I don’t know if that’s changing right now as we speak. I can’t answer that really. Outsiders are talking bad on it and I think other developers are doing the same.

We do our end to make changes in the neighborhood, then developers will start coming and providing more jobs. Right now there’s no jobs. No places that neighborhood people can go to and get a job within the neighborhood. I think those come along with time.

Are there any businesses that you know that really stand out in this neighborhood or any that you would like to see?

I think maybe a gym. We’ve been talking about trying to get a supermarket. Hopefully that will provide a lot of jobs for people. There is a supermarket but it’s about to shut down – this week.

If you were to be given any type of resource to make your program better, what would that be?

I would need up-to-date equipment that downtown and other places have. They have street sweepers and nice blowers. I have the man power. We need better equipment. Right now we clean up and it gets dirty fast.

I need the business owners to participate to keep their business clean but they don’t do it. They don’t care.

-Text and images by Jared Phillips and Sabrina Silva.

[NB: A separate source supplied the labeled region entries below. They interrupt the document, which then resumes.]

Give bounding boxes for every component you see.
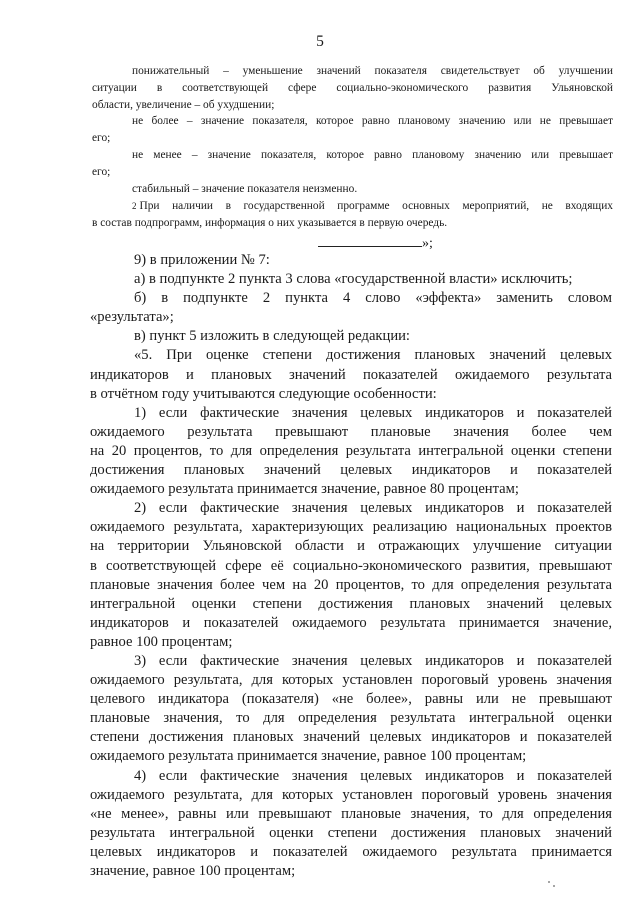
body-text: «не менее», равны или превышают плановые значения, то для определения: [90, 805, 612, 822]
body-text: а) в подпункте 2 пункта 3 слова «государственной власти» исключить;: [134, 271, 573, 288]
body-line: [90, 346, 612, 365]
footnote-line: [92, 164, 613, 181]
body-text: 1) если фактические значения целевых индикаторов и показателей: [134, 404, 612, 421]
footnote-line: [92, 113, 613, 130]
body-text: на территории Ульяновской области и отражающих улучшение ситуации: [90, 538, 612, 555]
footnote-text: его;: [92, 165, 111, 178]
body-text: 9) в приложении № 7:: [134, 252, 270, 268]
body-text: ожидаемого результата принимается значение, равное 80 процентам;: [90, 481, 519, 498]
body-line: [90, 614, 612, 633]
body-line: [90, 270, 612, 289]
body-text: «5. При оценке степени достижения плановых значений целевых: [134, 347, 612, 364]
body-line: [90, 423, 612, 442]
body-line: [90, 385, 612, 404]
body-line: [90, 690, 612, 709]
body-line: [90, 461, 612, 480]
body-text: б) в подпункте 2 пункта 4 слово «эффекта» заменить словом: [134, 290, 612, 307]
body-text: в соответствующей сфере её социально-экономического развития, превышают: [90, 557, 612, 574]
footnote-text: не более – значение показателя, которое равно плановому значению или не превышает: [132, 115, 613, 128]
body-text: «результата»;: [90, 309, 174, 326]
closing-quote: »;: [422, 236, 433, 251]
body-text: результата интегральной оценки степени достижения плановых значений: [90, 824, 612, 841]
body-line: [90, 404, 612, 423]
footnote-line: [92, 215, 613, 232]
footnote-text: стабильный – значение показателя неизменно.: [132, 182, 358, 195]
body-text: 4) если фактические значения целевых индикаторов и показателей: [134, 767, 612, 784]
body-line: [90, 786, 612, 805]
main-body: [90, 251, 612, 881]
body-text: индикаторов и плановых значений показателей ожидаемого результата: [90, 366, 612, 383]
body-line: [90, 843, 612, 862]
body-text: в) пункт 5 изложить в следующей редакции:: [134, 328, 410, 345]
footnote-text: понижательный – уменьшение значений показателя свидетельствует об улучшении: [132, 65, 613, 77]
body-text: плановые значения, то для определения результата интегральной оценки: [90, 710, 612, 727]
body-text: ожидаемого результата, характеризующих реализацию национальных проектов: [90, 519, 612, 536]
body-line: [90, 251, 612, 270]
page-number: 5: [316, 33, 324, 50]
body-text: целевых индикаторов и показателей ожидаемого результата принимается: [90, 843, 612, 860]
footnote-line: [92, 147, 613, 164]
body-text: 2) если фактические значения целевых индикаторов и показателей: [134, 500, 612, 517]
body-line: [90, 518, 612, 537]
body-line: [90, 442, 612, 461]
body-line: [90, 767, 612, 786]
body-line: [90, 862, 612, 881]
footnote-line: [92, 130, 613, 147]
body-line: [90, 671, 612, 690]
body-text: в отчётном году учитываются следующие особенности:: [90, 385, 437, 402]
body-text: индикаторов и показателей ожидаемого результата принимается значение,: [90, 614, 612, 631]
footnote-2: [92, 198, 613, 232]
footnote-text: При наличии в государственной программе основных мероприятий, не входящих: [139, 200, 613, 212]
body-line: [90, 595, 612, 614]
body-line: [90, 537, 612, 556]
body-text: ожидаемого результата, для которых установлен пороговый уровень значения: [90, 786, 612, 803]
body-text: достижения плановых значений целевых индикаторов и показателей: [90, 462, 612, 479]
footnote-block: [92, 63, 613, 197]
footnote-line: [92, 97, 613, 114]
body-text: 3) если фактические значения целевых индикаторов и показателей: [134, 652, 612, 669]
body-text: плановые значения более чем на 20 процентов, то для определения результата: [90, 576, 612, 593]
footnote-line: [92, 80, 613, 97]
body-text: ожидаемого результата превышают плановые значения более чем: [90, 423, 612, 440]
body-line: [90, 728, 612, 747]
footnote-marker: 2: [132, 201, 137, 211]
footnote-line: [92, 181, 613, 198]
body-line: [90, 480, 612, 499]
footnote-text: не менее – значение показателя, которое равно плановому значению или превышает: [132, 148, 613, 161]
closing-underline: [318, 234, 433, 252]
body-text: степени достижения плановых значений целевых индикаторов и показателей: [90, 729, 612, 746]
underline-blank: [318, 234, 422, 247]
body-text: равное 100 процентам;: [90, 633, 233, 650]
body-text: ожидаемого результата принимается значение, равное 100 процентам;: [90, 748, 527, 765]
body-line: [90, 576, 612, 595]
body-line: [90, 652, 612, 671]
body-text: целевого индикатора (показателя) «не более», равны или не превышают: [90, 691, 612, 708]
body-line: [90, 499, 612, 518]
body-line: [90, 747, 612, 766]
scan-speck: [548, 881, 550, 883]
body-line: [90, 308, 612, 327]
body-text: ожидаемого результата, для которых установлен пороговый уровень значения: [90, 672, 612, 689]
body-text: значение, равное 100 процентам;: [90, 863, 296, 879]
footnote-line: [92, 198, 613, 215]
body-text: на 20 процентов, то для определения результата интегральной оценки степени: [90, 442, 612, 459]
scan-speck: [553, 885, 555, 887]
body-line: [90, 805, 612, 824]
footnote-line: [92, 63, 613, 80]
footnote-text: в состав подпрограмм, информация о них указывается в первую очередь.: [92, 216, 448, 229]
body-line: [90, 289, 612, 308]
body-text: интегральной оценки степени достижения плановых значений целевых: [90, 595, 612, 612]
footnote-text: его;: [92, 132, 111, 145]
body-line: [90, 709, 612, 728]
body-line: [90, 824, 612, 843]
body-line: [90, 557, 612, 576]
body-line: [90, 366, 612, 385]
body-line: [90, 327, 612, 346]
footnote-text: области, увеличение – об ухудшении;: [92, 98, 275, 111]
footnote-text: ситуации в соответствующей сфере социально-экономического развития Ульяновской: [92, 81, 613, 94]
body-line: [90, 633, 612, 652]
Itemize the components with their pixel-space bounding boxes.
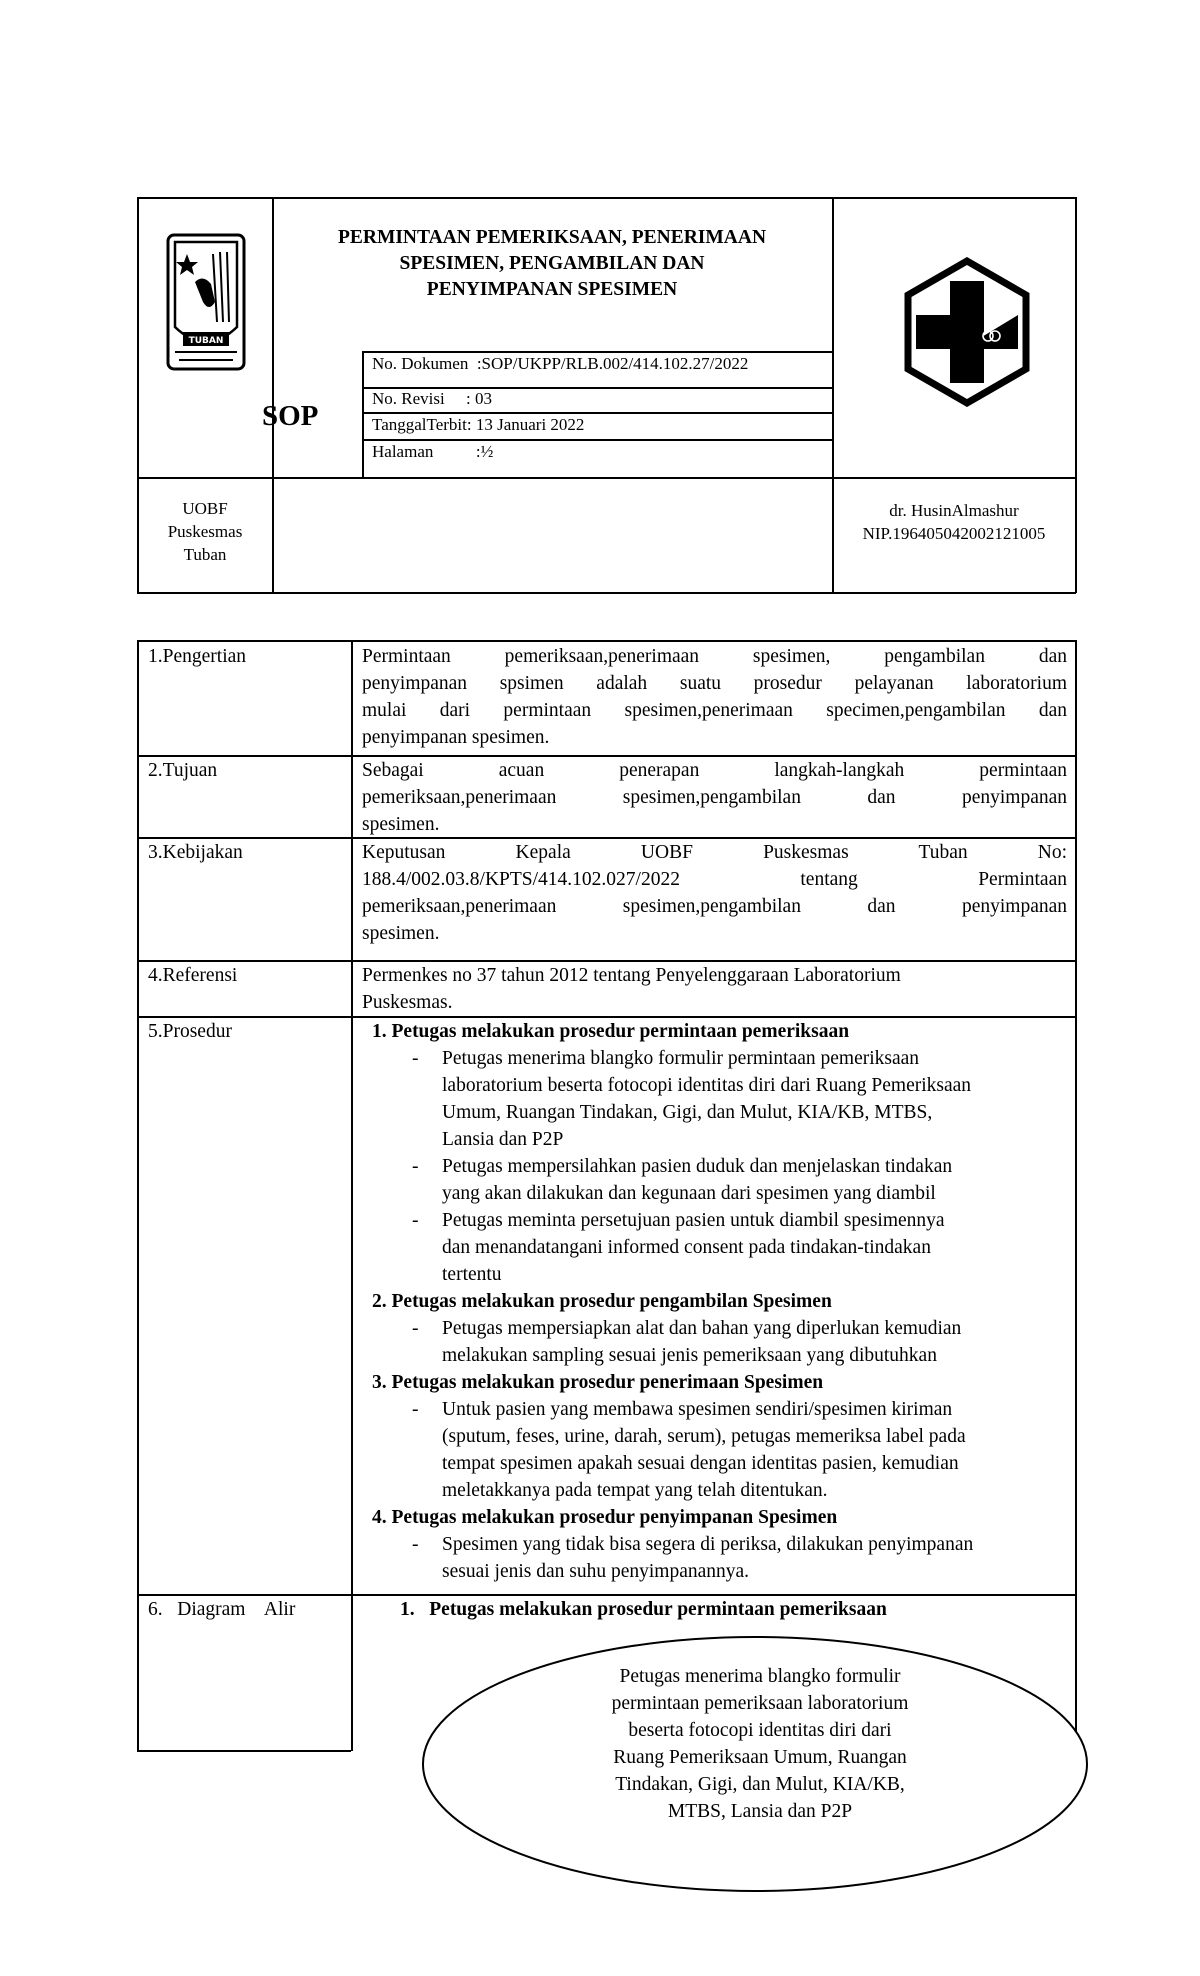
- signer-block: [832, 499, 1076, 545]
- procedure-item: - Untuk pasien yang membawa spesimen sendiri/spesimen kiriman (sputum, feses, urine, darah, serum), petugas memeriksa label pada tempat spesimen apakah sesuai dengan identitas pasien, kemudian meletakkanya pada tempat yang telah ditentukan.: [362, 1396, 1067, 1504]
- section-label-referensi: 4.Referensi: [148, 965, 238, 986]
- section-label-pengertian: 1.Pengertian: [148, 646, 247, 667]
- section-text-prosedur: [362, 1018, 1067, 1585]
- diagram-step-title: 1. Petugas melakukan prosedur permintaan pemeriksaan: [400, 1599, 887, 1620]
- signer-name: dr. HusinAlmashur: [889, 501, 1019, 520]
- publish-date: TanggalTerbit: 13 Januari 2022: [372, 415, 585, 434]
- section-text-tujuan: Sebagai acuan penerapan langkah-langkah permintaan pemeriksaan,penerimaan spesimen,pengambilan dan penyimpanan spesimen.: [362, 760, 1067, 835]
- tuban-emblem-text: TUBAN: [188, 336, 224, 346]
- tuban-emblem-logo: [165, 232, 247, 377]
- sop-content-table: [137, 640, 1076, 1751]
- procedure-item: - Petugas meminta persetujuan pasien untuk diambil spesimennya dan menandatangani informed consent pada tindakan-tindakan tertentu: [362, 1207, 1067, 1288]
- flowchart-ellipse-text: Petugas menerima blangko formulir permintaan pemeriksaan laboratorium beserta fotocopi identitas diri dari Ruang Pemeriksaan Umum, Ruangan Tindakan, Gigi, dan Mulut, KIA/KB, MTBS, Lansia dan P2P: [611, 1666, 909, 1822]
- section-text-kebijakan: Keputusan Kepala UOBF Puskesmas Tuban No: 188.4/002.03.8/KPTS/414.102.027/2022 tentang Permintaan pemeriksaan,penerimaan spesimen,pengambilan dan penyimpanan spesimen.: [362, 842, 1067, 944]
- document-number: No. Dokumen :SOP/UKPP/RLB.002/414.102.27/2022: [372, 354, 749, 373]
- kemenkes-logo: [902, 257, 1032, 412]
- procedure-item: - Petugas menerima blangko formulir permintaan pemeriksaan laboratorium beserta fotocopi identitas diri dari Ruang Pemeriksaan Umum, Ruangan Tindakan, Gigi, dan Mulut, KIA/KB, MTBS, Lansia dan P2P: [362, 1045, 1067, 1153]
- section-label-tujuan: 2.Tujuan: [148, 760, 218, 781]
- document-title: PERMINTAAN PEMERIKSAAN, PENERIMAAN SPESIMEN, PENGAMBILAN DAN PENYIMPANAN SPESIMEN: [337, 227, 767, 300]
- section-label-prosedur: 5.Prosedur: [148, 1021, 232, 1042]
- procedure-item: - Spesimen yang tidak bisa segera di periksa, dilakukan penyimpanan sesuai jenis dan suhu penyimpanannya.: [362, 1531, 1067, 1585]
- procedure-item: - Petugas mempersiapkan alat dan bahan yang diperlukan kemudian melakukan sampling sesuai jenis pemeriksaan yang dibutuhkan: [362, 1315, 1067, 1369]
- section-label-diagram: 6. Diagram Alir: [148, 1599, 296, 1620]
- organization-name: UOBF Puskesmas Tuban: [167, 499, 243, 564]
- section-text-referensi: Permenkes no 37 tahun 2012 tentang Penyelenggaraan Laboratorium Puskesmas.: [362, 965, 901, 1013]
- procedure-step-title: 4. Petugas melakukan prosedur penyimpanan Spesimen: [372, 1507, 838, 1528]
- section-text-pengertian: Permintaan pemeriksaan,penerimaan spesimen, pengambilan dan penyimpanan spsimen adalah suatu prosedur pelayanan laboratorium mulai dari permintaan spesimen,penerimaan specimen,pengambilan dan penyimpanan spesimen.: [362, 646, 1067, 748]
- procedure-item: - Petugas mempersilahkan pasien duduk dan menjelaskan tindakan yang akan dilakukan dan kegunaan dari spesimen yang diambil: [362, 1153, 1067, 1207]
- signer-nip: NIP.196405042002121005: [862, 524, 1046, 543]
- page-number: Halaman :½: [372, 442, 494, 461]
- sop-label: SOP: [262, 400, 319, 432]
- procedure-step-title: 1. Petugas melakukan prosedur permintaan pemeriksaan: [372, 1021, 850, 1042]
- revision-number: No. Revisi : 03: [372, 389, 492, 408]
- procedure-step-title: 2. Petugas melakukan prosedur pengambilan Spesimen: [372, 1291, 832, 1312]
- document-header: [137, 197, 1076, 593]
- procedure-step-title: 3. Petugas melakukan prosedur penerimaan Spesimen: [372, 1372, 824, 1393]
- section-label-kebijakan: 3.Kebijakan: [148, 842, 243, 863]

3 Responses to Frankford: Corridor Cleaning Manager Eugene Thomas Is Making A Difference Among Youth In Frankford

  1. Bob Smiley October 31, 2016 at 7:41 pm

    I posted and linked to your story today. I would like to include it as a reprint in the November edition of the Gazette. http://frankfordgazette.com/2016/10/31/buddha-works-his-magic-in-frankford/

  2. Elliot November 2, 2016 at 10:23 am

    Awesome Eugene. We need more people like you in the communities.

  3. Marie Butler November 2, 2016 at 6:58 pm

    Eugene, “Buddha” as we call him, is doing a great job. We are so proud of you. Keep up the good work.